Josecito, Vuitton'a karşı
Biraz Pazarlama ekibi Hollanda'da marka iletişiminde ona yardımcı oldu. “İnsanlar mağazama Vuitton, Gucci ve diğer markaların modelleriyle geliyorlar… Bunu bana gösteriyorlar ve bana şunu söylüyorlar: 'Bu çantayla marka adına para ödediğimi biliyorum.' Yani birlikte oturmak Matías LañaDünyayı dolaşan Arjantinli bir yaratıcı bana şunları söyledi: 'Bunun gün ışığına çıkarılması gerekiyor. Karakterinizle ilgili olarak, eğer işleri doğru yaparsak patlayabilir.' Ve başlıyoruz. Oynat tuşuna bastık, bahsettiğimiz ilk videoyu kaydettik bir moda markası için ne kadar ödersiniz.”
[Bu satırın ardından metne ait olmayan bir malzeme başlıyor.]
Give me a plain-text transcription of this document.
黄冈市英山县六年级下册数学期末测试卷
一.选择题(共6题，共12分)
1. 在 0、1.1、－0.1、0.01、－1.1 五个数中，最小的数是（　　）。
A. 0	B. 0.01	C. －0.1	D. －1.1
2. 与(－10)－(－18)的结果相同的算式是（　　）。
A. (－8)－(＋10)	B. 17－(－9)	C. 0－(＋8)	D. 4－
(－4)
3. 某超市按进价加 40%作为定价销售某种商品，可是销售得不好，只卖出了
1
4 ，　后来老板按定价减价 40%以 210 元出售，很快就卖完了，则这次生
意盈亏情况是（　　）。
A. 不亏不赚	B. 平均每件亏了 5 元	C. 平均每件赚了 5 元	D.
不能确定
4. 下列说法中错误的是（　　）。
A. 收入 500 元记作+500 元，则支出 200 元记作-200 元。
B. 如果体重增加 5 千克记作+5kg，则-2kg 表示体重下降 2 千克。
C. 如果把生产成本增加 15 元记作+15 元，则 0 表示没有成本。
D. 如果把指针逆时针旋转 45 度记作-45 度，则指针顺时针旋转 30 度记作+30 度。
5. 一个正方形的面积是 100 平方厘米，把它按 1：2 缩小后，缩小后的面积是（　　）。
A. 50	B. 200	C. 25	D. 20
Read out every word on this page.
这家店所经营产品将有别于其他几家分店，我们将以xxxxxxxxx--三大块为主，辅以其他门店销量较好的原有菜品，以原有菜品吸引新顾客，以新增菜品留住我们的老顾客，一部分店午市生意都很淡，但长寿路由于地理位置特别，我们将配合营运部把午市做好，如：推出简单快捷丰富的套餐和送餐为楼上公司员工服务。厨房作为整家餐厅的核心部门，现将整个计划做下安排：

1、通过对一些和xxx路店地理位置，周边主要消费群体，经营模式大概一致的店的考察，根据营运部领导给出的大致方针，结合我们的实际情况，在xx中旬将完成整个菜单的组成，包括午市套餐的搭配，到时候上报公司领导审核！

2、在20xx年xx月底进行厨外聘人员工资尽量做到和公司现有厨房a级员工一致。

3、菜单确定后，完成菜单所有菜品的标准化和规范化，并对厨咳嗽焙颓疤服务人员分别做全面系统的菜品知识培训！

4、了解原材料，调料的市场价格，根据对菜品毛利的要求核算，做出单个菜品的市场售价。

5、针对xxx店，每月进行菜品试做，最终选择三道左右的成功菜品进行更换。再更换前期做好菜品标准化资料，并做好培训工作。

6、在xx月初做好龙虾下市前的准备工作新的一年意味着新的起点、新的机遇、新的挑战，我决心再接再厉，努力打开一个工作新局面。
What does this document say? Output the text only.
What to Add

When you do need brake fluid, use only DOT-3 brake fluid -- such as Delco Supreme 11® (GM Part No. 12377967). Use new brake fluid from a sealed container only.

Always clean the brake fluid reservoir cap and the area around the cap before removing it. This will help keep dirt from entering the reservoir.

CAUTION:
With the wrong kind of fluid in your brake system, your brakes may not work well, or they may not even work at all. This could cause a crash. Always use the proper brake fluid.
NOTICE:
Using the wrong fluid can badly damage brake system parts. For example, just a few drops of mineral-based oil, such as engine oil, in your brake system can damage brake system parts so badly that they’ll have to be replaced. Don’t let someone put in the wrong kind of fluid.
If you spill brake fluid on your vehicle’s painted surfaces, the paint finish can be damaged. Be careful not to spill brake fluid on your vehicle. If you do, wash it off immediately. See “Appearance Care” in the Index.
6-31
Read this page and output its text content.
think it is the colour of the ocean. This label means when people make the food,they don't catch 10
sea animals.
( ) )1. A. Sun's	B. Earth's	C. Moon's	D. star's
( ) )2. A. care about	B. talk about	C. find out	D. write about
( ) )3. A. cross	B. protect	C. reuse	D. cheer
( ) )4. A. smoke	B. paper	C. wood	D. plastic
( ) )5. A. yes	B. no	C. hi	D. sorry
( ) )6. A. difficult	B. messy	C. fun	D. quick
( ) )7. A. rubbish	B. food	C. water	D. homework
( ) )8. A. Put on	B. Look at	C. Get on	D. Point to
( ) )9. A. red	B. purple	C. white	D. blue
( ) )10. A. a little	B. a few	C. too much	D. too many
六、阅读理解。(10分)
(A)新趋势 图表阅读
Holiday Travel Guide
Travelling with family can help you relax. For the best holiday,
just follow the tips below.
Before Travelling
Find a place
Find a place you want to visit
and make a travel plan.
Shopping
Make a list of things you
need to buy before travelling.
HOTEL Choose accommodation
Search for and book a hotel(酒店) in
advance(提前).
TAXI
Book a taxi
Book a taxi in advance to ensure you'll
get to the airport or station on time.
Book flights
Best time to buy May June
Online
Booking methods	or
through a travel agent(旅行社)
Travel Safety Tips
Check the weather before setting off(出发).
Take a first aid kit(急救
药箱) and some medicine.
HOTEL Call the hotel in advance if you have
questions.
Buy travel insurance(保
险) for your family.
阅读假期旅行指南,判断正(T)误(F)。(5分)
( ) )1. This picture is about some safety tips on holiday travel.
Instagram'da yayınlanan videolardan birinde, Doğrudan Vuitton'un yaratıcısıyla konuştu. “Luisito, bu iki el ve birkaç makineyle bu koleksiyonun tamamını yapıyorum. Çantalarınızı yapmak için kaç kişiye ihtiyacınız var? 100 mü, 200 mü? Kaç tane? Seri üretim yaptığınızda kaliteyi kaybedersiniz. Bu nedenle her zaman Josesito, asla Luisito,” diyor Mollura mizahla kameraya.
“Videolarda da şunu söyledim iki el ve bir kare ile tasarım. Ekip tesiste ve şimdi insanlar yanından geçip fotoğraf çekiyor. Bu alışılmadık bir durum. Arjantinlilerin bana yazdıkları çok etkileyici. Sanırım beni görüyorlar ve bunun mümkün olduğunu, tutkunuz varsa bunun mümkün olduğunu anlıyorlar. Sanırım bu, yeni destinasyonlar arayışı içinde ülkeyi terk eden Arjantinliler tarafından çok iyi karşılandı” diyor.
Maksimuma Ulaşmak
Mollura'nın geleceği mi? Kendisini San Francisco'da, 60'lardan kalma bir araba ve müşterisi Leonardo Di Caprio ile hayal ediyor. Nedenini sormadan röportajı bitirmek imkansız MaksimumHollanda'nın en ünlü Arjantinlisi. “Onu bir kez bir etkinlikte gördüm ama yanına bile gitmedim. Onu rahatsız etmeyi aklımdan bile geçirmem çünkü herkes onu rahatsız etmek zorunda. Elbette Amsterdam'ın üç haçı olan logolu tasarımlarımdan birini size göndermek isterim. Umarım bir gün mağazaya gelir ve bana şöyle der: 'Seni duydum.'.”
Ayrıca bakınız
Fabricio Portelli: En talepkar Arjantinli şarap eleştirmeni nasıl düşünüyor?
Ayrıca bakınız
House of the Dragon'un kötü adamı Ewan Mitchell samimi: ona neden “buzdağı” diyorlar?